Religionsfreiheit und Recht auf Wehrdienstverweigerung
Religiöse Aktivitäten wurden streng kontrolliert. In einem Bericht an den UN-Menschenrechtsausschuss erklärte Turkmenistan im Januar, dass die "Tätigkeit nicht registrierter religiöser Organisationen verboten ist". Vielen religiösen Minderheiten blieb die Registrierung nach wie vor verwehrt, häufig ohne jede Begründung. Das Fehlen der Registrierung ließ diese Gruppierungen immer wieder zu Opfern von Razzien und anderen Schikanen vonseiten der Behörden werden.

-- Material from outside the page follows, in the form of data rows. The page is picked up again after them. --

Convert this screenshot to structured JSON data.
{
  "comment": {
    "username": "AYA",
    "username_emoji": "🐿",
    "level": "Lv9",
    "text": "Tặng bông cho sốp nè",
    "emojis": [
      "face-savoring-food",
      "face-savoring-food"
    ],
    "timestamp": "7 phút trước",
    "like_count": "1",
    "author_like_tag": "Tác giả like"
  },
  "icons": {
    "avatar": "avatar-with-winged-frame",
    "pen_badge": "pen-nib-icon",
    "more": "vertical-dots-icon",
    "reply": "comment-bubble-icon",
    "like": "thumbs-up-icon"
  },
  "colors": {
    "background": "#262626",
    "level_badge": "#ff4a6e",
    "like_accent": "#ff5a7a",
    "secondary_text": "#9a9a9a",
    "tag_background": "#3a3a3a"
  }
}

- Im Oktober 2010 wurde der protestantische Pastor Ilmurad Nurliev wegen "Betrugs" zu vier Jahren Haft verurteilt. Seine Anhänger glauben, dass er wegen seiner religiösen Aktivitäten ins Visier der Behörden geraten ist und die Beweise gegen ihn gefälscht waren. Dem Vernehmen nach ordnete das Gericht an, den Geistlichen wegen Drogenabhängigkeit, die seine Anhänger bestritten, einer Zwangsbehandlung zu unterziehen.
Die Weigerung, den Militärdienst abzuleisten, wurde nach wie vor strafrechtlich geahndet. Mindestens acht Zeugen Jehovas verbüßten wegen Wehrdienstverweigerung Haftstrafen, während drei weitere auf Bewährung freikamen.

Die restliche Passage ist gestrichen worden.